US unemployment: The bad news the US jobs figures hide
- Published
Job creation and falling unemployment are always good news, never more so than when a country is still reeling from the effects of its worst economic crisis in 80 years.
So it seems churlish to quibble with the cheers that met the latest US jobs report.
But there's no doubt that for all the new signs of strength in the US job market, there is still a major unemployment problem in America, one that still blights the lives of millions and could yet prove to be the single biggest factor in US politics over the next two years.
If you look beneath the "strong" numbers that headline April's jobs reports you quickly find plenty of other, distinctly weaker numbers.
Take the unemployment rate.
Like all developed economies the United States has arrived at its method of counting the people who aren't working over many years and via some controversial choices.
As a consequence the new and distinctly improved headline unemployment rate of 8.8% is in fact rather a narrow measure.
To be counted among the 8.8% you have to be out of work and have actively looked for a job in the past four weeks.
Given up
What that means is that many people who have simply given up looking for work in a jobs markets worse than even their grandparents can remember, are not actually being counted as "unemployed".
Don't worry, they are still captured in the government statistics, they just get labelled as weird things like "marginally attached" or "discouraged" workers.
So if you're "discouraged" as well as being out of work you don't get counted among the unemployed.
Your place in the survey is among the government's "alternative measures of labor underutilisation".
Such awful jargon is of course unemployment to anyone who experiences it, and to those of us who speak English not economese.
And if you take the widest such measure of "labor underutilisation", which basically counts everyone who doesn't have a full time job, and blames that on economic reasons (as opposed to being sick or in training) then, currently you get a rate of 15.7%.
What that means is that nearly one in six of the people in America who may want to work full time can't find a job.
Headache
Whatever the good news this month, it's still clearly an economy with a huge unemployment problem.
That's a major headache for President Barack Obama.
When he looks beneath the headline numbers of the jobs report, what he sees is a jobless rate that may be falling; it just is not falling quickly enough to secure his own future employment.
The president will be acutely aware of the fact that since Franklin Roosevelt was in the White House, the highest unemployment rate that a president has presided over and managed to get re-elected to a second term in office is 7.2%.

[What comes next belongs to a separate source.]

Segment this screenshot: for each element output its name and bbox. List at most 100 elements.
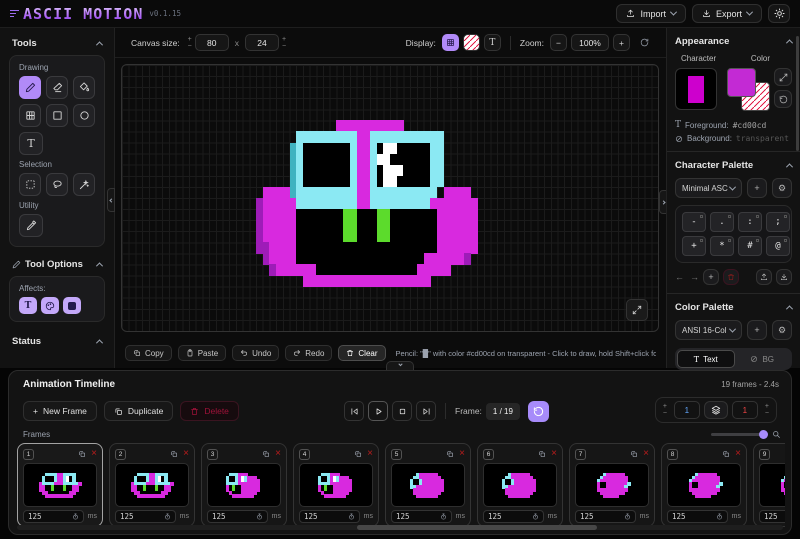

That was in 1984 when Ronald Reagan won a second term in the White House.
Based on the projections of the government's own economists, for the unemployment rate to get below 8% by the 2012 election, 195,000 jobs will need to be created each month between now and the election
In other words, the "good news" in the latest job report, needs to be repeated each month for the next 18 months or President Obama could be out of a job.
Not as good
No wonder the president reacted to the news on jobs by saying "more work needs to be done".
Then there's the matter of what kind of jobs are now being created. The monthly jobs report does not delve too deeply into this subject, but other organisations have.
In February, the National Employment Law Project (NELP) published research which showed that the new jobs appearing in America generally aren't as good as the ones that got lost.
NELP found that jobs in lower wage industries, such as retail and food preparation, made up 23% of the jobs that were lost in the recent recession.
However they made up 49% of the jobs that the economy has gained in the last year.
Similarly, only 14% of the new jobs in the US economy, as of February, were in the so-called "higher-wage" industries.
In other words, it appears what that while people may finally be returning to work, they have to work for less pay.
Bedrock
If it continues this trend will be profoundly worrying for economists and policy makers, and not just in the US.
Well-paid jobs are of course the basis of America's middle class.
That middle class, with all of its spending power has been the bedrock of the US economy for decades.
It has also been one of the great drivers of economic growth around the world.
After all, most countries whose wealth is built on exports are selling to the American middle class.
If the wealth of that class is eroded by a decline in the quality of its jobs, then eventually that spells hardship for people far beyond America's shores.